Yes, it would work. Try www.bcilabels.com | Clothing Labels | Printed Labels | Custom Woven Labels


----------



## ros74 (Nov 13, 2007)

Abercombie's labels are screen printed in a soft thin natural cotton. You could also do woven tags which in some cases can be better looking and more inexpensive than the ones printed in natural cotton. 

Covering the old tag in this manner is a great way to great branding, especially because of the bold nature of it.

Update this thread with pictures to see the final product


----------



## akumaevolution (Dec 14, 2011)

ros74 said:


> Abercombie's labels are screen printed in a soft thin natural cotton. You could also do woven tags which in some cases can be better looking and more inexpensive than the ones printed in natural cotton.
> 
> Covering the old tag in this manner is a great way to great branding, especially because of the bold nature of it.
> 
> Update this thread with pictures to see the final product


Thanks. Yeah I'm in the process of rebranding our products with new labels. I'll update pictures here once we have everything down. Won't be up for awhile though because we need to get our stuff trademark first. Thx guys


----------



## GN (Aug 1, 2011)

are you covering up the abercrombie label?


----------



## akumaevolution (Dec 14, 2011)

GN said:


> are you covering up the abercrombie label?

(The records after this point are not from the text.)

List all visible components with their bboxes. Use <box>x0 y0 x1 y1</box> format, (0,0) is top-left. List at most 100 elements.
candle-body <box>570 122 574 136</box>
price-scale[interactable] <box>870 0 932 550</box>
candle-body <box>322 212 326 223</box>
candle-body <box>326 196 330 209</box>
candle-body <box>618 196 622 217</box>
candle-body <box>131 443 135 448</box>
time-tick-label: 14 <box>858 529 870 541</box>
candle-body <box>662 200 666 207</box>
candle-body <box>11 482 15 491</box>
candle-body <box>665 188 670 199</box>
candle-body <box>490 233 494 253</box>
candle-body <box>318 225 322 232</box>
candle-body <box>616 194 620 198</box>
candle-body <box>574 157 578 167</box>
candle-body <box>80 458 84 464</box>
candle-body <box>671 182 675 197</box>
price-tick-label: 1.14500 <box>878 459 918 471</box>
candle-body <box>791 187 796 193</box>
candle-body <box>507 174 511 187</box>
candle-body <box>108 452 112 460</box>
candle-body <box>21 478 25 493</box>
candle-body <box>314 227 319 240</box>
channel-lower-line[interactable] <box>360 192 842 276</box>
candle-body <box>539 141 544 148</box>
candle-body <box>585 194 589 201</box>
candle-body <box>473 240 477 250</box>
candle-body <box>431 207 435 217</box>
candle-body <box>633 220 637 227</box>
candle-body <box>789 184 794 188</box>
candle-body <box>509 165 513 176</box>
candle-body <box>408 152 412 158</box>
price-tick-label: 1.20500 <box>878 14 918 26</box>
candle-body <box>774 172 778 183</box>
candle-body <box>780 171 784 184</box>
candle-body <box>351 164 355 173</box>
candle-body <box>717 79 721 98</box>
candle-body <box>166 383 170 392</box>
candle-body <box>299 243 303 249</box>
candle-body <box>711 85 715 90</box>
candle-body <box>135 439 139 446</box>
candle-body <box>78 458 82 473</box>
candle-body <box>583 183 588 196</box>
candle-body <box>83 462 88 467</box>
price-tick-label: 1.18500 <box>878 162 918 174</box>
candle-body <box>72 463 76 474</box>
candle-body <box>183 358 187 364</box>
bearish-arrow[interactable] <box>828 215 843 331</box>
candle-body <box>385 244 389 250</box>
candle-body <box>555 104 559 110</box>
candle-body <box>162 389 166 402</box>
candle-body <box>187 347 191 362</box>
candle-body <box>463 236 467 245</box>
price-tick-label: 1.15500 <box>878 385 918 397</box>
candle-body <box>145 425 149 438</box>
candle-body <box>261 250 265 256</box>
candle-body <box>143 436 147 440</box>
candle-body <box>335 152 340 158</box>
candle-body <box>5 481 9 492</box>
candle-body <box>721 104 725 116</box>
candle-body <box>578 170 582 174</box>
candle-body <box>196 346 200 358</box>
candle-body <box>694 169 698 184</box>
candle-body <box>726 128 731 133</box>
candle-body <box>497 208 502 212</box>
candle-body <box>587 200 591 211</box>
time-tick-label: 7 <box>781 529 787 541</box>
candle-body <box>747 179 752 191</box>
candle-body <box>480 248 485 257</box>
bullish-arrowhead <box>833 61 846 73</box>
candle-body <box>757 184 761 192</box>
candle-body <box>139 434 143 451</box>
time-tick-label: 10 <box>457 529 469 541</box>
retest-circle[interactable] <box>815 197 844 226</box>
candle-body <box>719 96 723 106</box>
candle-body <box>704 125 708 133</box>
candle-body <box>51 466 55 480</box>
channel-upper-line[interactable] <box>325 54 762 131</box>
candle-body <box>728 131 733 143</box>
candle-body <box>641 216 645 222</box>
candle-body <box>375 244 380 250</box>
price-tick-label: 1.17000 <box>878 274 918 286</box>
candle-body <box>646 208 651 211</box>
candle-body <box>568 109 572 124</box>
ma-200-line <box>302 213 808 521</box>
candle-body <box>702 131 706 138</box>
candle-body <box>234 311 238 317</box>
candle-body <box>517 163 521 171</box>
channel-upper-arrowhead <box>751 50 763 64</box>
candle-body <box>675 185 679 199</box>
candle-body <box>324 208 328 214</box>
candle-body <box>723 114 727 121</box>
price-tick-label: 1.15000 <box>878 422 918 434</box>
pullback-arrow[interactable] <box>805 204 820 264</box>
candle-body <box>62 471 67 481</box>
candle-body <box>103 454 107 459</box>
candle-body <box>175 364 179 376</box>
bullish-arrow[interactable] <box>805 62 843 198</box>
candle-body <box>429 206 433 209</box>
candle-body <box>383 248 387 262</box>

No, we originally had our logo tags printed on shirts. But we are told to change our clothing brand name because we did not realize that someone else had trademarked it already. Therefore, we have to retag all our already printed logo on shirts with new tags. It sucks because we built a good fan base with our old name and now we have to rebrand ourselves with a new name. We gonna sew over the old printed tag with new woven tags.


----------



## GN (Aug 1, 2011)

ohhh well that makes sense. Sucks, but makes sense. Smarter to do it that way instead of losing all those shirts as well.


----------



## megaCombo (May 21, 2009)

I got somewhat of the same problem.

I ordered some hanes beefy. a Few dozen, not many. Now I'm trying to figure out the best cost effective way to hide them.

Was thinking of just finding a label maker and sewing over it. I'm not sure if its costly but seems the best choice right now for us.

Any help on this would be great as I am too looking for a cost effective way to deal with this.

Or a cheap tag mfg.

thanks

b


----------



## VICEREVERSA (Apr 24, 2012)

good info, thanks everyone


----------



## CarolinaSwagger (Jul 6, 2012)

Im using IBS shirts and Im selling out of the trunk. I dont really dont have the money to rebrand the shirts. How necessary is it that I get my own labels before I try to get it in local shops?


----------



## splathead (Dec 4, 2005)

CarolinaSwagger said:


> Im using IBS shirts and Im selling out of the trunk. I dont really dont have the money to rebrand the shirts. How necessary is it that I get my own labels before I try to get it in local shops?


It's all about brand recognition. 3 months from now when your buyer realizes this is the best shirt they've ever worn, you want them to know where they can get more.


----------



## CarolinaSwagger (Jul 6, 2012)

I get that my problem is I live in a tiny town surrounded by tiny town and everybody is related to me. NO SUPPORT. I got to get my product out past this area. but with sales being what they are just cant spend the loot on relabeling. I did get a shopping cart on facebook and sold some but I dont know what people really think when it doesnt have my company label in it


----------



## anestval (Nov 22, 2011)

Hello hello,

I just would like to know where are you getting the IBS from. We are in Miami area.
Thankful.


----------



## CarolinaSwagger (Jul 6, 2012)

I get them from IBS


----------